The Hanging Shed's opening chapter continues ...

"...Before the war I was taken to the hanging shed of His Majesty’s Prison Barlinnie. Years after, I can close my eyes and recite every dismal detail and dimension as though they were tattooed on my eyelids. 

Think of a clutch of grey monoliths scarring the countryside on the outskirts of Glasgow. Each solid rectangle studded with tiny barred windows, the roofs festooned with Victorian chimneys. Like houses drawn by an obsessive child. The whole ugly mass surrounded by a tall grey wall. Focus in on the central courtyard and the building known as D Hall. Inside is a standard prison set up: a high vaulted chamber with galleries facing each other across a gulf. Cells stud the walls on each level. Metal decks bridge the galleries. Metal staircases connect the levels. 
There is one special cell on the third floor. Its occupant has nowhere to go except across the short bridge and through the plain wooden door on the other side. Take the walk. Go through the door. Eyes open.

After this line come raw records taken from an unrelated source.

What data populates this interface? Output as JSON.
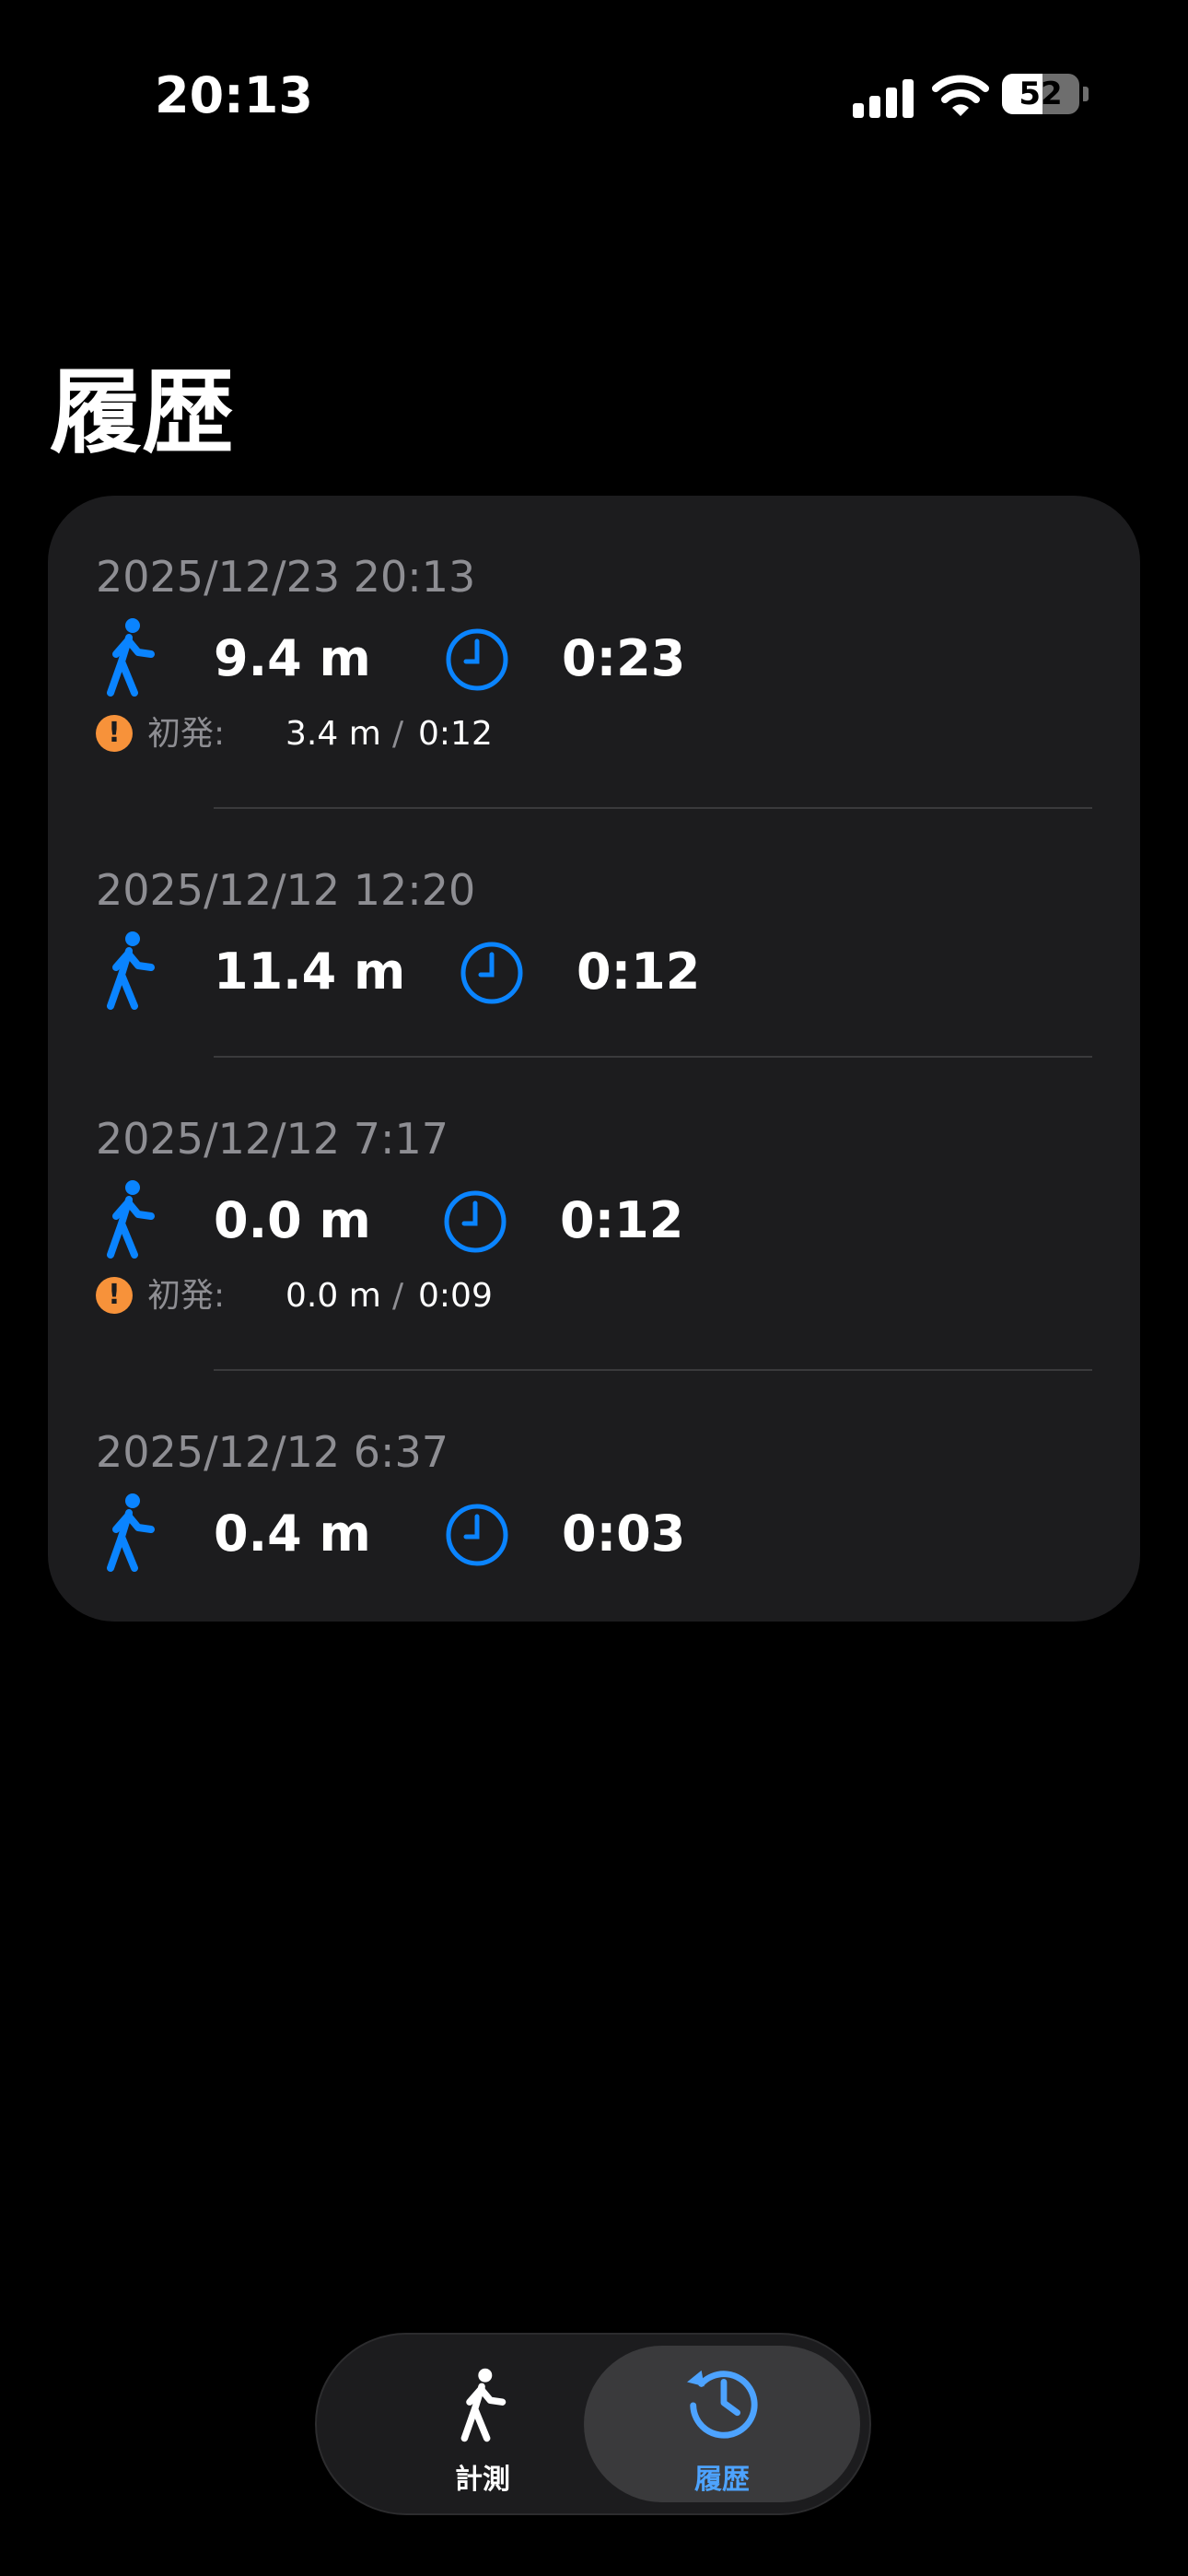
{
  "status_bar": {
    "time": "20:13",
    "battery": "52",
    "battery_level": 0.52
  },
  "page": {
    "title": "履歴"
  },
  "entries": [
    {
      "date": "2025/12/23 20:13",
      "distance": "9.4 m",
      "duration": "0:23",
      "warning": {
        "label": "初発:",
        "distance": "3.4 m",
        "separator": "/",
        "duration": "0:12"
      }
    },
    {
      "date": "2025/12/12 12:20",
      "distance": "11.4 m",
      "duration": "0:12"
    },
    {
      "date": "2025/12/12 7:17",
      "distance": "0.0 m",
      "duration": "0:12",
      "warning": {
        "label": "初発:",
        "distance": "0.0 m",
        "separator": "/",
        "duration": "0:09"
      }
    },
    {
      "date": "2025/12/12 6:37",
      "distance": "0.4 m",
      "duration": "0:03"
    }
  ],
  "icons": {
    "walk": "figure-walk-icon",
    "clock": "clock-icon",
    "warning": "exclamation-circle-icon",
    "history": "clock-arrow-icon"
  },
  "warning_mark": "!",
  "colors": {
    "accent": "#0a84ff",
    "warning": "#f7923a",
    "card": "#1c1c1e",
    "secondary_text": "#8e8e93"
  },
  "tab_bar": {
    "tabs": [
      {
        "label": "計測",
        "selected": false
      },
      {
        "label": "履歴",
        "selected": true
      }
    ]
  }
}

Inside, the air is inert and the white walls press inwards. In the centre, set in the floor, is a trapdoor. Alongside, and surely connected, stands a lever. There are three square holes in the ceiling directly above the trap door. You can see the long retaining beam in the room above. A noosed rope dangles from the beam through the central hole. The two other holes gape invitingly, ready for rush hour in the hanging shed, three at once. Jostling for position on the trap door. 

Today a lone figure stands on a chalked T in the centre of the trap. A broad leather strap binds the upper body. A hood covers the head. The noose is draped over the hood and round the neck. Soft leather coats the noose. No abrasions here for a tender neck. The noose is held in place by a brass slip to make sure it tightens quickly and efficiently. To snap rather than throttle. The mark of a civilised society. 

A man in a blue uniform walks across the echoing floorboards. He grips the lever and grins. There is a shocking clang and thud and the trapdoor falls open. The joist in the room above gives out a tortured creak as it takes the weight. The figure plunges into the void of the floor below where a slab waits. The rope hardens and trembles like a plucked guitar string. The guard sneers at the white faces of the four new constables being shown round for their edification. He signals to the guard below to take down the dummy.